At issue is a Facebook post Guzman made in the days following the shooting death of 38-year-old Mario Martinez-Torres during a July 31 domestic disturbance call involving Campos and Sgt. Larry Ehrhardt. Campos fatally shot Martinez-Torres as he struggled with the officers in the bathroom of a Wapato home, according to police reports. The shooting was later ruled justified by the Yakima County Prosecutor’s Office and Campos, who was on routine paid leave, returned to work last month.
In his Facebook post, Guzman called Campos a murderer and said he “deserves to die in prison.” He also said Campos was a “disgrace” to the Wapato police department and told Campos that “if you have an ounce of dignity, never show your face in Wapato.”
Guzman late Thursday declined requests for comment on Campos’ claim. In an October interview with the Yakima Herald-Republic about the post, Guzman said he stood by his comments but acknowledged he could have chosen his words better.
“Do I regret posting it? No,” Guzman told the newspaper. “Should I have worded it different? Yes.”
The city has until Feb. 7 to respond.

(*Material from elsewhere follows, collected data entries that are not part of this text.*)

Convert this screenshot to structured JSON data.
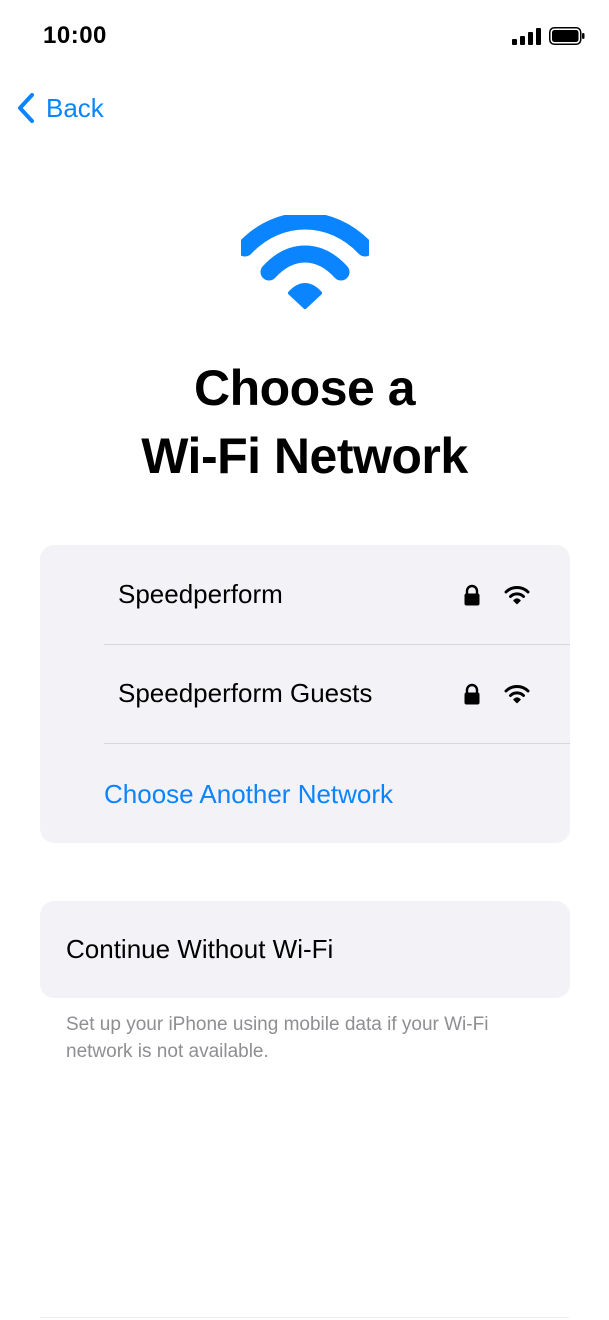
{
  "status_bar": {
    "time": "10:00"
  },
  "nav": {
    "back_label": "Back"
  },
  "title": {
    "line1": "Choose a",
    "line2": "Wi-Fi Network"
  },
  "networks": [
    {
      "name": "Speedperform",
      "secured": true,
      "icon": "wifi-icon"
    },
    {
      "name": "Speedperform Guests",
      "secured": true,
      "icon": "wifi-icon"
    }
  ],
  "choose_another_label": "Choose Another Network",
  "continue_without_wifi_label": "Continue Without Wi-Fi",
  "footnote": "Set up your iPhone using mobile data if your Wi-Fi network is not available.",
  "colors": {
    "accent": "#0a84ff",
    "card_background": "#f3f3f7",
    "secondary_text": "#8e8e93"
  }
}
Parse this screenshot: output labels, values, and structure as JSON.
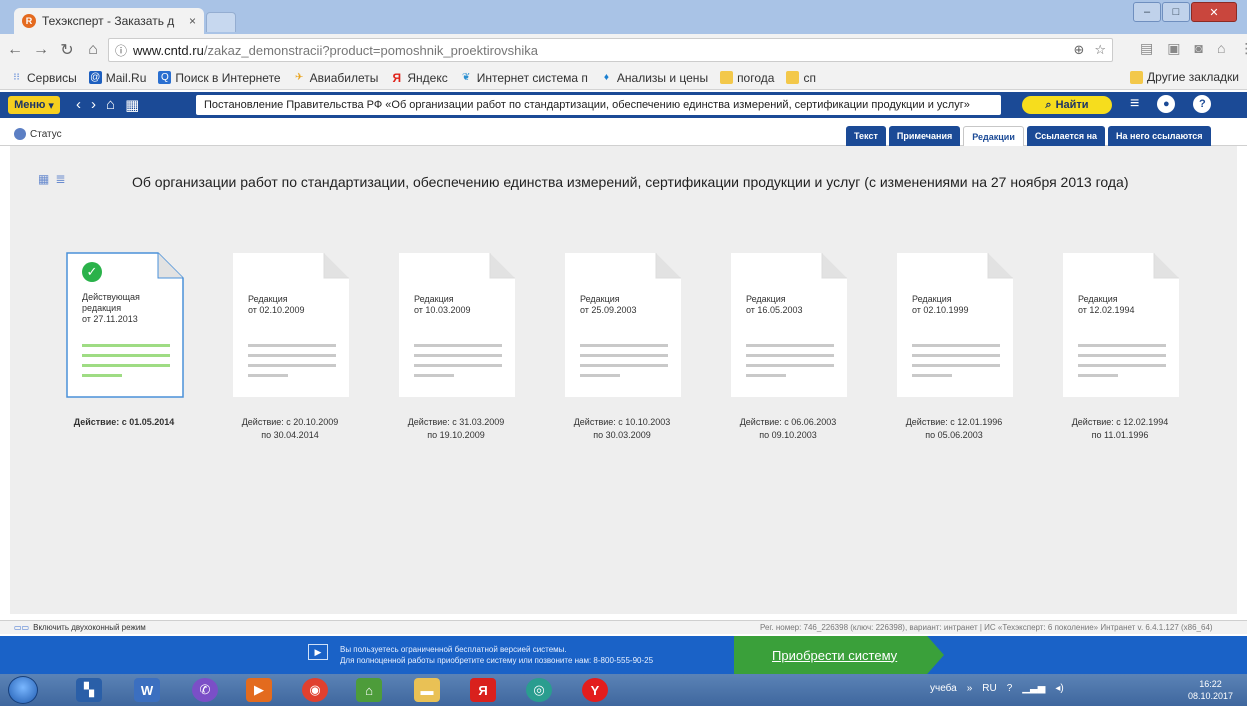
{
  "browser": {
    "tab_title": "Техэксперт - Заказать д",
    "tab_close": "×",
    "url_host": "www.cntd.ru",
    "url_path": "/zakaz_demonstracii?product=pomoshnik_proektirovshika",
    "bookmarks": [
      {
        "label": "Сервисы",
        "icon": "apps-grid-icon"
      },
      {
        "label": "Mail.Ru",
        "icon": "mailru-icon"
      },
      {
        "label": "Поиск в Интернете",
        "icon": "search-icon"
      },
      {
        "label": "Авиабилеты",
        "icon": "plane-icon"
      },
      {
        "label": "Яндекс",
        "icon": "yandex-icon"
      },
      {
        "label": "Интернет система п",
        "icon": "map-pin-icon"
      },
      {
        "label": "Анализы и цены",
        "icon": "drop-icon"
      },
      {
        "label": "погода",
        "icon": "folder-icon"
      },
      {
        "label": "сп",
        "icon": "folder-icon"
      }
    ],
    "other_bookmarks": "Другие закладки"
  },
  "app": {
    "menu_label": "Меню",
    "doc_title": "Постановление Правительства РФ «Об организации работ по стандартизации, обеспечению единства измерений, сертификации продукции и услуг»",
    "find_label": "Найти",
    "status_label": "Статус",
    "tabs": [
      {
        "label": "Текст",
        "active": false
      },
      {
        "label": "Примечания",
        "active": false
      },
      {
        "label": "Редакции",
        "active": true
      },
      {
        "label": "Ссылается на",
        "active": false
      },
      {
        "label": "На него ссылаются",
        "active": false
      }
    ]
  },
  "main": {
    "title": "Об организации работ по стандартизации, обеспечению единства измерений, сертификации продукции и услуг (с изменениями на 27 ноября 2013 года)",
    "editions": [
      {
        "label_lines": [
          "Действующая",
          "редакция",
          "от 27.11.2013"
        ],
        "caption1": "Действие: с 01.05.2014",
        "caption2": "",
        "active": true
      },
      {
        "label_lines": [
          "Редакция",
          "от 02.10.2009"
        ],
        "caption1": "Действие: с 20.10.2009",
        "caption2": "по 30.04.2014",
        "active": false
      },
      {
        "label_lines": [
          "Редакция",
          "от 10.03.2009"
        ],
        "caption1": "Действие: с 31.03.2009",
        "caption2": "по 19.10.2009",
        "active": false
      },
      {
        "label_lines": [
          "Редакция",
          "от 25.09.2003"
        ],
        "caption1": "Действие: с 10.10.2003",
        "caption2": "по 30.03.2009",
        "active": false
      },
      {
        "label_lines": [
          "Редакция",
          "от 16.05.2003"
        ],
        "caption1": "Действие: с 06.06.2003",
        "caption2": "по 09.10.2003",
        "active": false
      },
      {
        "label_lines": [
          "Редакция",
          "от 02.10.1999"
        ],
        "caption1": "Действие: с 12.01.1996",
        "caption2": "по 05.06.2003",
        "active": false
      },
      {
        "label_lines": [
          "Редакция",
          "от 12.02.1994"
        ],
        "caption1": "Действие: с 12.02.1994",
        "caption2": "по 11.01.1996",
        "active": false
      }
    ]
  },
  "footer": {
    "dual_mode": "Включить двухоконный режим",
    "reg_info": "Рег. номер: 746_226398 (ключ: 226398), вариант: интранет  |  ИС «Техэксперт: 6 поколение» Интранет v. 6.4.1.127 (x86_64)"
  },
  "promo": {
    "line1": "Вы пользуетесь ограниченной бесплатной версией системы.",
    "line2": "Для полноценной работы приобретите систему или позвоните нам: 8-800-555-90-25",
    "buy_label": "Приобрести систему"
  },
  "taskbar": {
    "tray_text": "учеба",
    "lang": "RU",
    "time": "16:22",
    "date": "08.10.2017"
  },
  "colors": {
    "toolbar_blue": "#1b4a96",
    "accent_yellow": "#f6dd1d",
    "active_green": "#2ab24a",
    "promo_blue": "#1a62c7",
    "buy_green": "#3aa03a"
  }
}
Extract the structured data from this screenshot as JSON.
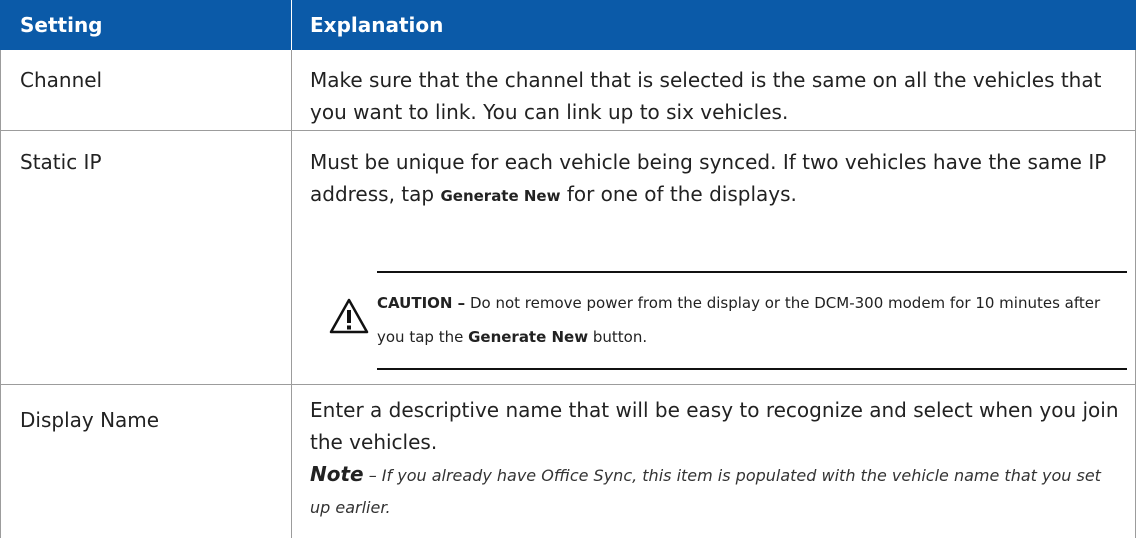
{
  "table": {
    "header": {
      "setting": "Setting",
      "explanation": "Explanation"
    },
    "rows": [
      {
        "setting": "Channel",
        "explanation": "Make sure that the channel that is selected is the same on all the vehicles that you want to link. You can link up to six vehicles."
      },
      {
        "setting": "Static IP",
        "explanation_before": "Must be unique for each vehicle being synced. If two vehicles have the same IP address, tap ",
        "explanation_button": "Generate New",
        "explanation_after": " for one of the displays.",
        "caution": {
          "label": "CAUTION –",
          "text_before": " Do not remove power from the display or the DCM-300 modem for 10 minutes after you tap the ",
          "button": "Generate New",
          "text_after": " button."
        }
      },
      {
        "setting": "Display Name",
        "explanation": "Enter a descriptive name that will be easy to recognize and select when you join the vehicles.",
        "note": {
          "label": "Note",
          "text": " – If you already have Office Sync, this item is populated with the vehicle name that you set up earlier."
        }
      }
    ]
  },
  "colors": {
    "header_bg": "#0b5aa8",
    "header_text": "#ffffff",
    "border": "#9c9c9c"
  },
  "icons": {
    "caution": "warning-triangle-icon"
  }
}
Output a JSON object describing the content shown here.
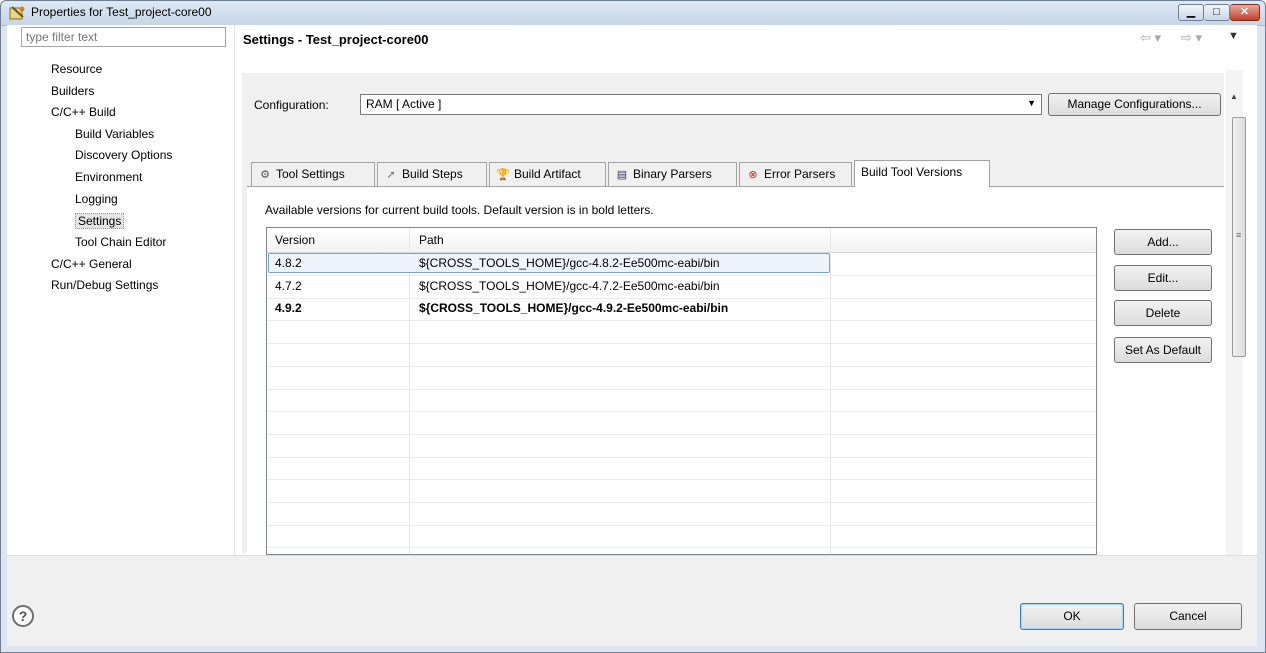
{
  "window": {
    "title": "Properties for Test_project-core00",
    "controls": {
      "minimize": "▁",
      "maximize": "□",
      "close": "✕"
    }
  },
  "sidebar": {
    "filter_placeholder": "type filter text",
    "items": [
      {
        "label": "Resource",
        "level": 0
      },
      {
        "label": "Builders",
        "level": 0
      },
      {
        "label": "C/C++ Build",
        "level": 0
      },
      {
        "label": "Build Variables",
        "level": 1
      },
      {
        "label": "Discovery Options",
        "level": 1
      },
      {
        "label": "Environment",
        "level": 1
      },
      {
        "label": "Logging",
        "level": 1
      },
      {
        "label": "Settings",
        "level": 1,
        "selected": true
      },
      {
        "label": "Tool Chain Editor",
        "level": 1
      },
      {
        "label": "C/C++ General",
        "level": 0
      },
      {
        "label": "Run/Debug Settings",
        "level": 0
      }
    ]
  },
  "page": {
    "title": "Settings - Test_project-core00",
    "nav_icons": [
      "back-arrow-icon",
      "forward-arrow-icon",
      "view-menu-icon"
    ],
    "configuration_label": "Configuration:",
    "configuration_value": "RAM  [ Active ]",
    "manage_button": "Manage Configurations..."
  },
  "tabs": [
    {
      "label": "Tool Settings",
      "icon": "tool-settings-icon"
    },
    {
      "label": "Build Steps",
      "icon": "build-steps-icon"
    },
    {
      "label": "Build Artifact",
      "icon": "build-artifact-icon"
    },
    {
      "label": "Binary Parsers",
      "icon": "binary-parsers-icon"
    },
    {
      "label": "Error Parsers",
      "icon": "error-parsers-icon"
    },
    {
      "label": "Build Tool Versions",
      "active": true
    }
  ],
  "versions_panel": {
    "hint": "Available versions for current build tools. Default version is in bold letters.",
    "columns": [
      "Version",
      "Path"
    ],
    "rows": [
      {
        "version": "4.8.2",
        "path": "${CROSS_TOOLS_HOME}/gcc-4.8.2-Ee500mc-eabi/bin",
        "selected": true,
        "default": false
      },
      {
        "version": "4.7.2",
        "path": "${CROSS_TOOLS_HOME}/gcc-4.7.2-Ee500mc-eabi/bin",
        "selected": false,
        "default": false
      },
      {
        "version": "4.9.2",
        "path": "${CROSS_TOOLS_HOME}/gcc-4.9.2-Ee500mc-eabi/bin",
        "selected": false,
        "default": true
      }
    ],
    "buttons": {
      "add": "Add...",
      "edit": "Edit...",
      "delete": "Delete",
      "set_default": "Set As Default"
    }
  },
  "footer": {
    "ok": "OK",
    "cancel": "Cancel",
    "help_icon": "?"
  }
}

If Wapato officials ignore the claim, Campos plans to sue the city, said his Yakima attorney Bill Pickett.
In addition to Russell, letters from other area police officers also expressed concern for Campos’ safety and worried that he could be targeted for retaliation as a result of the shooting. The officers also agree with Russell in saying that Guzman’s web posting contributed to a hostile working environment.
Campos’ brother, Ruben Campos, who is a Yakima County corrections officer, wrote that Guzman’s comments have placed his brother’s life in danger. Tieton Police Chief Jeff Ketchum in another letter wrote that Guzman’s words “put a target on (Campos’) back.” Ketchum also pointed to a recent incident in which a gang member shot at Ehrhardt, who was present during the fatal shooting, as proof of the potential risk Campos faces.
However, Wapato Police Chief Dave Simmons on Thursday said there’s been no evidence Campos faces any enhanced danger.
“As of this date, there is nothing that we’ve been able to find — we’ve done our due diligence checking social media — that puts him in any more danger than any other officer,” Simmons said.
Simmons acknowledged officers were shot at during an incident within the past few months but said it was unrelated to the fatal shooting during the domestic call.
Meanwhile, Campos has been working away from the streets in a detective position to allow him time to reacclimate, Simmons said.
“He’s a very good officer and we’re working through these issues with him,” Simmons said. “We feel like we’ve done our due diligence with assessing the situation and in determining that he faces the same danger any other officer faces.”